Jan, a serious home cook, has owned “Essentials” since 1992. She is passionate about all things Italian, especially the cuisine & the language. Jan blogs about her travels (next trip Italy May/June of 2010) at: Keep your Feet in the Street.

About Jerry

Jerry is a food obsessed Canadian. He learned to love Italian food as a child while eating the meals prepared by his Napolitano uncle. He learned to cook Italian foods by watching his uncle cook these feasts for the family. This love of Italian food has been honed through serious personal experimentation in eating and cooking. Willing to try most anything once, Jerry isn't so sure about tripe! Jerry also blogs at Jerry's Thoughts, Musings, and Rants!

About Palma

Palma is a Marriage & Family Therapist in Palm Desert, CA. She’s an Italian-American with a passion for cooking, entertaining, & travel to Italy. She’s always planning her next culinary adventure to Italia on her blog, Palmabella's Passions

About Kim

Kim is our permanent sub and the image above gives you a good idea of the look on her face when she realized she was drafted. Kim loves to eat, drink, travel and cook - probably in that order. When she's not here, you can find her organizing and leading food, wine and beer tours in Europe as co-owner and operator of GrapeHops or blogging at What I Really Think.

« Spareribs with Tomatoes and Vegetables for Polenta | Main | Pork Sausages with Red Cabbage »

Grilled Marinated Spareribs


Wow, this has to be one of my favorite recipes in the cookbook. I have tried a couple of different ways to make ribs in the past. Our favorite way to prepare them was to boil the ribs in water and vinegar to remove most of the fat and then grill them quickly and slather them in a sweet and smoky barbeque sauce. This left the ribs crunchy on the outside with just tender meat inside. The other way I have tried is to slow bake them in the oven for at least 3 hours at a low heat, covered with a dry rub. Both of these methods gave acceptable results, but by far this new recipe leaves them all in the dust.
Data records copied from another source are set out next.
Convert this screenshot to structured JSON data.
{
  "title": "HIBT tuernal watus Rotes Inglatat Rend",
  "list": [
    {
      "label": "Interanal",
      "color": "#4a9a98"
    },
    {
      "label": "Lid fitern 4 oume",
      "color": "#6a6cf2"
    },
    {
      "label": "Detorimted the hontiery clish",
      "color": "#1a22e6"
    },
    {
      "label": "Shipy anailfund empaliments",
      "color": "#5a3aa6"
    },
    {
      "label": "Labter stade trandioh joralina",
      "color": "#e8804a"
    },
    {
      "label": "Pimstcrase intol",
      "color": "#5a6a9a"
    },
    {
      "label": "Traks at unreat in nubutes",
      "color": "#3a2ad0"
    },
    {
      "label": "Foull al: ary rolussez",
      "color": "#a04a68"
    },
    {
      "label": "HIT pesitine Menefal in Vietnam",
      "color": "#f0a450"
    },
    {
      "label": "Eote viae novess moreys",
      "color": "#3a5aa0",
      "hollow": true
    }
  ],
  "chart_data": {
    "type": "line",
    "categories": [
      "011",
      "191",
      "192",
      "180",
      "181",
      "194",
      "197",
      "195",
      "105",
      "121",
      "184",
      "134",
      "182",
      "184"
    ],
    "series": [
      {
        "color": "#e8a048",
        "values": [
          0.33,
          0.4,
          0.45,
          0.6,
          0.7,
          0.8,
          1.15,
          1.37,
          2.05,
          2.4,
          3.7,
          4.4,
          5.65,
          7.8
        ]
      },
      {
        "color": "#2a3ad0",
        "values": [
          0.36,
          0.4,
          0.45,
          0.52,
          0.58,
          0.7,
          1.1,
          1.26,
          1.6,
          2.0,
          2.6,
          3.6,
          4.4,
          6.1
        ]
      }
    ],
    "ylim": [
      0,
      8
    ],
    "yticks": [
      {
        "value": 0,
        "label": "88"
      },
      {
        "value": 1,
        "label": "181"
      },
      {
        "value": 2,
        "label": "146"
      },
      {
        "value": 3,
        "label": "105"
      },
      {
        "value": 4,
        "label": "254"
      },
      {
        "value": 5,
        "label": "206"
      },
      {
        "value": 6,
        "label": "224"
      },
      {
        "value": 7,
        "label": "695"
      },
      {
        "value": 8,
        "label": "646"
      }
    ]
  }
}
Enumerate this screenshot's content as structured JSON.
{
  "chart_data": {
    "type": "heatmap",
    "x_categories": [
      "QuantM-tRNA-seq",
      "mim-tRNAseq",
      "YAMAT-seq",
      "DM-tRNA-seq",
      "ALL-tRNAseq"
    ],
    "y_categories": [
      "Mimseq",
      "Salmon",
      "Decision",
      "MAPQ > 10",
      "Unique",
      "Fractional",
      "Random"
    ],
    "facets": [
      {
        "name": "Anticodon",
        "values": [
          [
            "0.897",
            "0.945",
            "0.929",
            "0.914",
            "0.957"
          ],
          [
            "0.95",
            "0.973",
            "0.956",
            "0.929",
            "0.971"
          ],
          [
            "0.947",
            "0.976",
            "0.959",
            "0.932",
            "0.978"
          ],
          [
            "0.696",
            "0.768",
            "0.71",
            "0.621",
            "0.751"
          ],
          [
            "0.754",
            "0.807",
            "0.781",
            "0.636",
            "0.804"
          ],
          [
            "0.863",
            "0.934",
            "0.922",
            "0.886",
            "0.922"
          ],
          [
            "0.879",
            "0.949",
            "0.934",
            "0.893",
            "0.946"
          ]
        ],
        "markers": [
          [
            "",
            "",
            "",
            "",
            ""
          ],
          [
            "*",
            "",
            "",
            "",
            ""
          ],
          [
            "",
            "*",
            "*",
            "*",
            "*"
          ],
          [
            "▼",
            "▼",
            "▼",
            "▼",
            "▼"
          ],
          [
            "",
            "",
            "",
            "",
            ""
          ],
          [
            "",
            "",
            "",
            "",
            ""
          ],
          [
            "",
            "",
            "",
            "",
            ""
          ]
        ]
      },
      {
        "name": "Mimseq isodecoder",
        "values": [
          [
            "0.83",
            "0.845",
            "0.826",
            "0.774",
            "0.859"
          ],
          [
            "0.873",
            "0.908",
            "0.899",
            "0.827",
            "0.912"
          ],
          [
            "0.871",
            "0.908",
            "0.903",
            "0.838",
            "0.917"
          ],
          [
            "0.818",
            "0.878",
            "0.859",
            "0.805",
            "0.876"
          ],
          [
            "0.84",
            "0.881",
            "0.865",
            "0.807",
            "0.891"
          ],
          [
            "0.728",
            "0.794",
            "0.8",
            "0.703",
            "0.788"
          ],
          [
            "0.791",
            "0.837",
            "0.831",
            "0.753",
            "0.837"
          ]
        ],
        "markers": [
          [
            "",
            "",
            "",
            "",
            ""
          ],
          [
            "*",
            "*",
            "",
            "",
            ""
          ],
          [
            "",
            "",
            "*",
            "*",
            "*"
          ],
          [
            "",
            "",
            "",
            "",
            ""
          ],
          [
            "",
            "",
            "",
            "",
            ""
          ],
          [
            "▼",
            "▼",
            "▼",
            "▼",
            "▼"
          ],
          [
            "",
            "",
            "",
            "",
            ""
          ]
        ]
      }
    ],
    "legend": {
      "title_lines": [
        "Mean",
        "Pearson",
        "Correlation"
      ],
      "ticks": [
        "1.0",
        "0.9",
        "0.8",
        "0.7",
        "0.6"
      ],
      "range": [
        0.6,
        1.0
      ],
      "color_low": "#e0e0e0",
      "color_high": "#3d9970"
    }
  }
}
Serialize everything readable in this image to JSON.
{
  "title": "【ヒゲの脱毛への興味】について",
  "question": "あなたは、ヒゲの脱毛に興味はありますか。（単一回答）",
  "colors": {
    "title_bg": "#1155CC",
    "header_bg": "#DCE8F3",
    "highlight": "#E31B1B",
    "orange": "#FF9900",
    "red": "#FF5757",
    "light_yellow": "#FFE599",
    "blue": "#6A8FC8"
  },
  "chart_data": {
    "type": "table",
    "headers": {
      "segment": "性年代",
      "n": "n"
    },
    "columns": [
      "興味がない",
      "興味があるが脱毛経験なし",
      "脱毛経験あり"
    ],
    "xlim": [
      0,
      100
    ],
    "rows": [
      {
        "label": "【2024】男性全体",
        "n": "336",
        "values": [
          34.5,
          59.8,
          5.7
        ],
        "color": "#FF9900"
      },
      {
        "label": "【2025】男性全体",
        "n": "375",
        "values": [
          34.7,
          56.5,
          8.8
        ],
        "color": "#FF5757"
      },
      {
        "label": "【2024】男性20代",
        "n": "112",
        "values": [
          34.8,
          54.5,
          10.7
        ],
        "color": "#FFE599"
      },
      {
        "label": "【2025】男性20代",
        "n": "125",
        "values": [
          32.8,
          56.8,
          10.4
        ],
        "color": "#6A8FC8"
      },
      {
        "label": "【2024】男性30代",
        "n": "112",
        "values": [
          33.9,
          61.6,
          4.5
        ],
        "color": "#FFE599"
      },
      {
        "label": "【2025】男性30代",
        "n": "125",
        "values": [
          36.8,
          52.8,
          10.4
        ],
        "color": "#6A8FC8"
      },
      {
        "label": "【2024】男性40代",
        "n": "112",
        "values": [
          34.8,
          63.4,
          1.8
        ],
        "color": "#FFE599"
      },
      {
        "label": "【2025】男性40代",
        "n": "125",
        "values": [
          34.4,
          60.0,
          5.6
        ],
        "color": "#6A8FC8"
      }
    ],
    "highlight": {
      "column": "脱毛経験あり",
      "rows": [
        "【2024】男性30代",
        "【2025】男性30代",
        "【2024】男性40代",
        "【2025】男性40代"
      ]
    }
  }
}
This recipe is so simple it would be easy to underestimate it. The ribs are marinated in a mixture of olive oil, chopped rosemary, and minced garlic for an hour at room temperature. Then they are grilled or broiled for 25 minutes until they are brown on the outside and tender, juicy on the inside. I personally went with the broiler this time because it was cold enough to snow outside and I wasn’t brave enough to face frozen fingers. The broiler worked well and the ribs were delicious. The combination of flavors blended and over time became greater then each by themselves. I anticipated tasting the rosemary and garlic in the meat, but what came through was a combination that was not immediately discernable as these flavors. I am struggling for words to describe the flavor because I haven’t ever tasted anything like this before. It was just incredible. I will definitely be repeating this recipe when Zach comes home for the holiday break.


Comments (4)

It sounds delicious Beth, and I particularly enjoyed the way you have written about this recipe.

I love ribs, but why do I forget about them? I must remedy this situation!

Mindy Smith:

I love ribs and I love garlic, olive oil and rosemary. I'm sold on this recipe for sure!! I'd use my indoor grill here too at this time of year!

Great post!!


Beth, the ribs look so flavorful, and so simple. Being in St. Louis, we are used to ribs bbq'd to within an inch of their life. I'm going to try this - soon.

Marcella Hazan:

Beth, this may have been your most eloquent post. You are always straightforward and clear in your descriptions, but this time to clarity you have added emotion and it is quite moving. Aren't ribs marvelous?